A) Von Willebrand’s disease
B) Normal childhood bruises from activity
C) Abuse
D) Seizure disorder

A

Ans: C
Chapter: 18
Page and Header: 860, Table 18-6
Feedback: No one wants to think that a child could be abused. In this case the bruises on the shins are very normal for this age group with normal activity. The presence of bruises in other areas which do not correlate with the given history are important to notice and should make you consider this diagnosis. A very thorough examination must be conducted to search for other lesions that might be consistent with the use of implements such as an electrical cord, clothes iron, cigarette, etc.
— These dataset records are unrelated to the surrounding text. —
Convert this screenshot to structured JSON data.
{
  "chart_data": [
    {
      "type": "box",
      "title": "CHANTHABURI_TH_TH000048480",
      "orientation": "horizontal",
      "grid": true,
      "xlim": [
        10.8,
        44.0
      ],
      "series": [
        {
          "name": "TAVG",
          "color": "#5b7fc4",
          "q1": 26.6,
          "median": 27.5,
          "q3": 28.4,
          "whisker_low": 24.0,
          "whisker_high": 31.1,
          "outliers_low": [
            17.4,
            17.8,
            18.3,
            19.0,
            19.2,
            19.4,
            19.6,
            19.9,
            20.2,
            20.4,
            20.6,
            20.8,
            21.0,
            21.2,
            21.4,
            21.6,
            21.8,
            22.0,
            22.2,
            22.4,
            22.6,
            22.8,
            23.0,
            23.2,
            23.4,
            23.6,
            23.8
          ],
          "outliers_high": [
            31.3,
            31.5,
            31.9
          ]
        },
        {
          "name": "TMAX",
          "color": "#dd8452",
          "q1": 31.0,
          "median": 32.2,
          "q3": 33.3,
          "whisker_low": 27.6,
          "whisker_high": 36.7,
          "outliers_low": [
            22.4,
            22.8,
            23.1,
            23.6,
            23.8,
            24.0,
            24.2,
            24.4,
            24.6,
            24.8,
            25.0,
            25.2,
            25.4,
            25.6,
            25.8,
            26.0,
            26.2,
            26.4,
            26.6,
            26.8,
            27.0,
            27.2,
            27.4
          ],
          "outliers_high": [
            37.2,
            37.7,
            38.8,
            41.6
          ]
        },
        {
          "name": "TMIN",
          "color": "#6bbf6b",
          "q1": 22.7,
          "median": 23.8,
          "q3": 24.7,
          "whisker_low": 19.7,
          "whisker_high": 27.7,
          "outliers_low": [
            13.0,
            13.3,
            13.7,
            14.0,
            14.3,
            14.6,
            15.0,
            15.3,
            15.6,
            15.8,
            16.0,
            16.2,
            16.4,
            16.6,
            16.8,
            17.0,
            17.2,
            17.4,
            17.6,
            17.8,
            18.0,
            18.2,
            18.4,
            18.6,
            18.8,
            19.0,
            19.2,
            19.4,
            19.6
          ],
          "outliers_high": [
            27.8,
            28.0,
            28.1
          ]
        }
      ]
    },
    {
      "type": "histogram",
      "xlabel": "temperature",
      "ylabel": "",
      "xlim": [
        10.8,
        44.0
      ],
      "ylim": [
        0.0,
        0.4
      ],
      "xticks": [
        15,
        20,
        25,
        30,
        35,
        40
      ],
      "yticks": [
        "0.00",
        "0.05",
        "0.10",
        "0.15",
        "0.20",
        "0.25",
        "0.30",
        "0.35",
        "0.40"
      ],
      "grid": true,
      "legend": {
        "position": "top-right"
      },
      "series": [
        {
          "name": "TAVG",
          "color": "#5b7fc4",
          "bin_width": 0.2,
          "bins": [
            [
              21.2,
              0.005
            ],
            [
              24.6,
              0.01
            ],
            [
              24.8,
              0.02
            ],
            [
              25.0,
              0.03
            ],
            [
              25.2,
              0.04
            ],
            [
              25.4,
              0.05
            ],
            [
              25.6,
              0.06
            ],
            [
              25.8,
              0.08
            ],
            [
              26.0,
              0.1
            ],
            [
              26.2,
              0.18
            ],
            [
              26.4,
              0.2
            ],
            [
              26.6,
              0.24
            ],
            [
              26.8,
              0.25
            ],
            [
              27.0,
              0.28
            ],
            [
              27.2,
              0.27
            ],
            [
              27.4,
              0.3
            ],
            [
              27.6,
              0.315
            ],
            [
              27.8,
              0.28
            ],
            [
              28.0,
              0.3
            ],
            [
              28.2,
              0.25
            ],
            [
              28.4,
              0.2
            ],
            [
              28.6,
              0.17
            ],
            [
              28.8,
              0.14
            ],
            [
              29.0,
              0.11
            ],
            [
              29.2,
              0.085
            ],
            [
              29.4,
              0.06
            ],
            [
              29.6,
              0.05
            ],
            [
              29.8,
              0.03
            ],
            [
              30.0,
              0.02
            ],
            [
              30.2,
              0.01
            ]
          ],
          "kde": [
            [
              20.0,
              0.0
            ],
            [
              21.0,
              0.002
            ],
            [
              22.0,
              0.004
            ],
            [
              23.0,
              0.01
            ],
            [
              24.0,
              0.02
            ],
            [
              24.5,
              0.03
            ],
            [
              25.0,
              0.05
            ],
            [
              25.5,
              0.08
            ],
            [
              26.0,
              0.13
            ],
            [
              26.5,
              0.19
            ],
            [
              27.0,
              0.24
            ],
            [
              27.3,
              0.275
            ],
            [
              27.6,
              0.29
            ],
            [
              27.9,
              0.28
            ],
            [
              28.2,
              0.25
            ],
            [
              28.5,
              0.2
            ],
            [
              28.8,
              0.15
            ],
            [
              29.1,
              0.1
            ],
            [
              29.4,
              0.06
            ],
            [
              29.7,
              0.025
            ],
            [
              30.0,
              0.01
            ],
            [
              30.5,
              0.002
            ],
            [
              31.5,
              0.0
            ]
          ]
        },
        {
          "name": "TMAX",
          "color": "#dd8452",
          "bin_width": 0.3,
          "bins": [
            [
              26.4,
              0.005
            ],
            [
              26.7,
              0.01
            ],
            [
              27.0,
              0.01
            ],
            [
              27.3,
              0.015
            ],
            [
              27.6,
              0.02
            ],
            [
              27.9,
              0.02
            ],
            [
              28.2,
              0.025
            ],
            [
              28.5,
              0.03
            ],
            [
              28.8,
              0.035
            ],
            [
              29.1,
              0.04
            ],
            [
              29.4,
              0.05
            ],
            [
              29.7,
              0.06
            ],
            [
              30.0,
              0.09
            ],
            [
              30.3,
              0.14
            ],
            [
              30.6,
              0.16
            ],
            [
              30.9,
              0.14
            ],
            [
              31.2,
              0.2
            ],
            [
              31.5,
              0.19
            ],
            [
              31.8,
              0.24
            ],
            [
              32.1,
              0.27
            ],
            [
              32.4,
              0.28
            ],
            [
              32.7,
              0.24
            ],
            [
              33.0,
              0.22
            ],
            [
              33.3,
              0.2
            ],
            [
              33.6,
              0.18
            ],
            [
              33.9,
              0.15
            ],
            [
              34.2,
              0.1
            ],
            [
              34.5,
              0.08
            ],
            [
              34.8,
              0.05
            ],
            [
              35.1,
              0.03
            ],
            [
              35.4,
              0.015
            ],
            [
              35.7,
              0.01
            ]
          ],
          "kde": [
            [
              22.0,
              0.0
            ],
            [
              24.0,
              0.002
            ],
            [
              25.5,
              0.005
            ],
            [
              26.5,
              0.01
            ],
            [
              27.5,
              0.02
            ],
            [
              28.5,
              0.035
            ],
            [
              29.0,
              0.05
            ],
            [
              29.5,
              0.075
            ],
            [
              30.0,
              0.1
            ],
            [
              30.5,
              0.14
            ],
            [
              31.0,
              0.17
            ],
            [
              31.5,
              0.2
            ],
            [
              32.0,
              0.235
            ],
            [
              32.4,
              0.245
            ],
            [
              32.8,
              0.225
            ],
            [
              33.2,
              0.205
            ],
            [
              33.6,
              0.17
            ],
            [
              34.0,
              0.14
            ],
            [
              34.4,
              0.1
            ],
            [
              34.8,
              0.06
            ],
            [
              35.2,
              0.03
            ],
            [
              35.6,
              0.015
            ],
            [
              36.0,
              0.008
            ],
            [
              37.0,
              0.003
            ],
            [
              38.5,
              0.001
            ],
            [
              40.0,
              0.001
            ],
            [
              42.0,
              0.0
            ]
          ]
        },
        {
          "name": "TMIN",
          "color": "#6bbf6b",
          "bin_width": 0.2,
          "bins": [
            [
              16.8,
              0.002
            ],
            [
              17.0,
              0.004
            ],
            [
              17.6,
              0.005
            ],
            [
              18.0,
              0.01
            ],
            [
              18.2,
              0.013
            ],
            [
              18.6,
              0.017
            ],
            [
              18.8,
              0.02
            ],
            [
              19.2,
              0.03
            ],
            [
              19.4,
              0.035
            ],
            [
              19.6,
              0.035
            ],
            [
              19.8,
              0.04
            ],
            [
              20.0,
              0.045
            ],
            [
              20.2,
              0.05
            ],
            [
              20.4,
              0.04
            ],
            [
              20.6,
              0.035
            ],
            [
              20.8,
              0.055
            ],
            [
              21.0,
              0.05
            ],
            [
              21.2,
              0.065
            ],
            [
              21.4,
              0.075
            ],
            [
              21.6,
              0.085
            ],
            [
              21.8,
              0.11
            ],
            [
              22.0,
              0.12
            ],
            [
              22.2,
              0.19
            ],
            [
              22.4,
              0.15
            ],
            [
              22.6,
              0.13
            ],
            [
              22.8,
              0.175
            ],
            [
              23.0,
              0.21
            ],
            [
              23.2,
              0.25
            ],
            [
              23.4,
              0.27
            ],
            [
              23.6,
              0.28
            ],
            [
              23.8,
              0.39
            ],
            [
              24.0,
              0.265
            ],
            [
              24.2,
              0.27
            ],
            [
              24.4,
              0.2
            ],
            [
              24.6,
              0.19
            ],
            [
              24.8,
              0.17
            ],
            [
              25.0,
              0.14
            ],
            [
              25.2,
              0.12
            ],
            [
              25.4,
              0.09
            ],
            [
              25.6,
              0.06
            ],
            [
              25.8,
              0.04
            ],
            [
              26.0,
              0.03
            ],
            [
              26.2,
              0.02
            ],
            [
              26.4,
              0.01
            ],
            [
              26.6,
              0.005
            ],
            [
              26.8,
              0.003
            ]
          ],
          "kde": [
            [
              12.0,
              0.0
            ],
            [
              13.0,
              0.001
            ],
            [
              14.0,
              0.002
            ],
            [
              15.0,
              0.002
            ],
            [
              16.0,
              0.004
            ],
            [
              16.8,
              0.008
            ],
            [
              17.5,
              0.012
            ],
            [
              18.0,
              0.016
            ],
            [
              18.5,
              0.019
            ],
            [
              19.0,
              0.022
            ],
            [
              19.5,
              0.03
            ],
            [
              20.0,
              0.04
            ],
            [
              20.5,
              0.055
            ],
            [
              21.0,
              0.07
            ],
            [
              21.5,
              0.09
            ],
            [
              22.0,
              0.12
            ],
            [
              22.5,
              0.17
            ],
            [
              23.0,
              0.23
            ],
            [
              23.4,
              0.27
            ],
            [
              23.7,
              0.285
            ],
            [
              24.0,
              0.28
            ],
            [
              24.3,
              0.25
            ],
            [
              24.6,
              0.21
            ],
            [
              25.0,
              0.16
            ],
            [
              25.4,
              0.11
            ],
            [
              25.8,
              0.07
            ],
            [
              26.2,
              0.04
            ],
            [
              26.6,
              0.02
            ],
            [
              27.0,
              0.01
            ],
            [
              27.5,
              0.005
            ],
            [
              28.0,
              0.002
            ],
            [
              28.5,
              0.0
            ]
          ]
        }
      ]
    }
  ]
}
A social services consult and/or formal abuse evaluation should be considered. Unfortunately, emotional and sexual abuse do not frequently leave outward signs. It is important to keep an open mind to the presence of these other types of abuse as well.

27
Q

A 15-month-old is brought to you for a fever of 38.6 degrees Celsius and fussiness. The ear examination is as follows: external ear, normal appearance and no tenderness with manipulation; canal, normal diameter without evidence of inflammation; tympanic membrane, bulging, erythematous, and opaque. Insufflation is deferred due to pain. What is your diagnosis?

A) Otitis externa
B) Cholesteatoma
C) Ruptured tympanic membrane
D) Otitis media

A

Ans: D
Chapter: 18
Page and Header: 862, Table 18-7
Feedback: There is no inflammation of the outer ear, including the canal, thus excluding otitis externa. Cholesteatoma is a painless white lesion behind the TM. There is no drainage from the TM; thus, rupture is unlikely. This is a classic description of otitis media. Many examiners will forego insufflation if the diagnosis is clear, because this can cause discomfort in an already uncomfortable ear.